The Reserve Bank yesterday released a study which said it got its interest rate settings wrong in 2014.
In December 2015, then-Finance Minister Bill English blamed Reserve Bank Governor Graeme Wheeler’s decision to raise the official cash rate in 2014 for 2015’s sluggish economic growth.
Over the course of 2014, the Bank raised the Official Cash rate from 2.5 to 3.5% and then by the end of 2015 dropped it back to 2.5%.
Last month Wheeler told The Herald that in 2014 the whole world was caught by the oil price crash.
“At that time we had the economy growing strongly, the international economy was looking good at that point, and our projections suggested that we would be moving to a positive output gap.”
In other words, it looked as though the New Zealand economy was about to hit the upper limit of its growth capacity.
But central to the Bank’s actions that year were its inflation forecasts which were based the output gap referred to by Wheeler along with surveys of businesses seeking their expectations of what inflation might do.
The Bank was required to keep inflation within a 0 -3% band which it does by raising or lowering the Official Cash Rate thus (theoretically) stimulating or dampening economic activity.
The author of the paper, Chris McDonald, focuses on “non-tradable” inflation; that is the prices of goods and services which cannot be traded internationally such as council rates, electricity charges or housing costs and a host of others.
Non-tradable inflation makes up 56% of the consumers’ price index.
And McDonald finds that the traditional method used by the Bank, the output gap and survey method, suggested inflation was on the rise through 2014.
But in fact from 2014 non-tradables inflation was weaker than the survey and estimates of capacity pressure suggested.

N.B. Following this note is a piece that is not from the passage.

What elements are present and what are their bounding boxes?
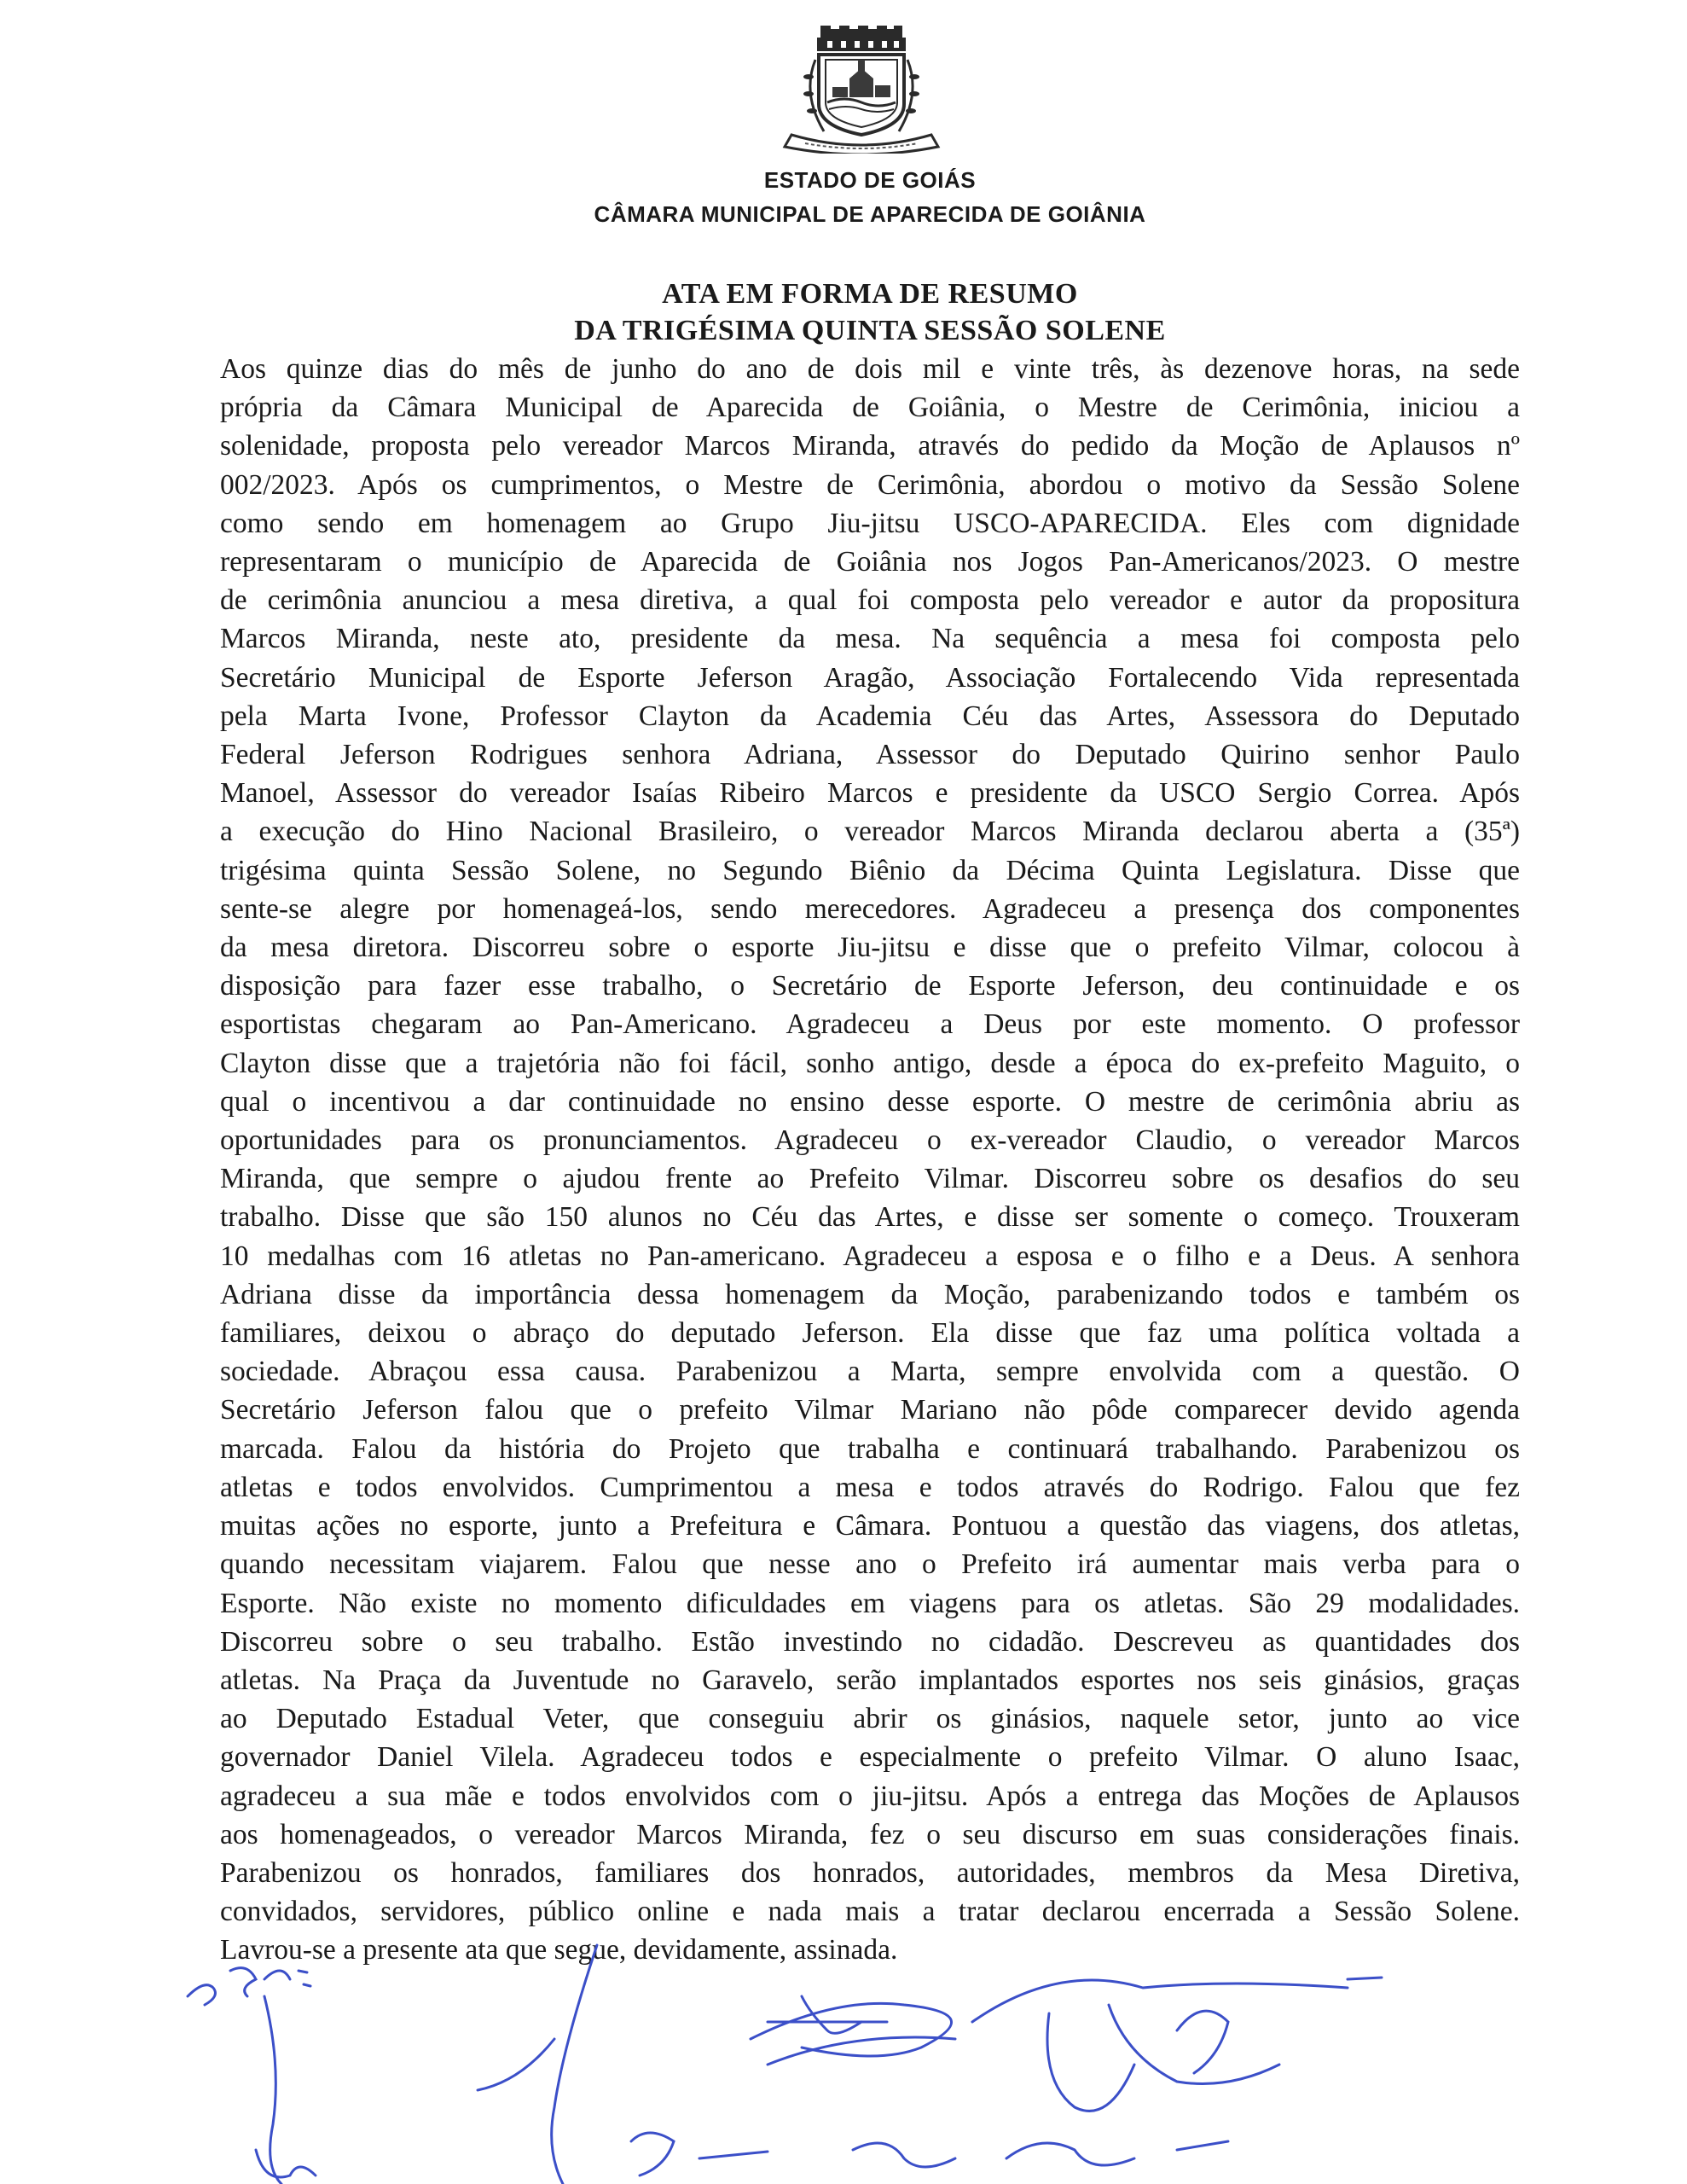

When the Bank increased the OCR in early 2014, non-tradables inflation had been expected to rise from 3 percent to above 3.5 percent by early 2015. Instead, it declined to around 2.5 percent.
Thus the decision to raise interest rates that year was based on a faulty forecast.
It had a profound impact.
The New Zealand dollar shot up against the $US and $AU reaching 95 cents against the Australian by the end of the year with suggestions it might reach parity.
Growth had hurtled along at 3.3% during 2014 but slumped to 2.5% in 2015 — it was that slump that English blamed the Bank for.
McDonald tested a different method of forecasting inflation.
He looked at whether using past inflation would produce a more accurate prediction of future inflation.
The paper says “measures of past inflation likely capture several things that affect price setting.
“For example, low CPI inflation means smaller increases in the cost of living, which may lead to less pressure on nominal wages.
“Surveys of inflation expectations should also capture this effect.
“Measures of past inflation may also identify changes in the structure of the economy and their impacts on inflation.”
And the study concludes: “The results show that forecasts constructed using measures of past inflation have been more accurate than using survey measures of inflation expectations, including the 2-year ahead survey measure previously used by the Bank. Instead forecasts constructed using measures of past inflation would have been significantly more accurate than the Bank’s MPS forecasts since 2009, and only slightly worse than these forecasts before the global financial crisis (GFC).”
And he offers a revealing insight into the Bank’s current thinking on inflation.
He says that since ate 2015, the Bank has assumed that past inflation has affected domestic price-setting behaviour more than previously.
“As a result, monetary policy has needed to be more stimulatory than would otherwise be the case.
This price-setting behaviour is assumed to persist, and is consistent with subdued non-tradables inflation and low nominal wage inflation in 2017.”
In other words, if the bank hadn’t adopted the new method at the end of 2015 it would have run the risk of repeating the 2014 mistake all over again, of holding interest rates too high and choking the economy.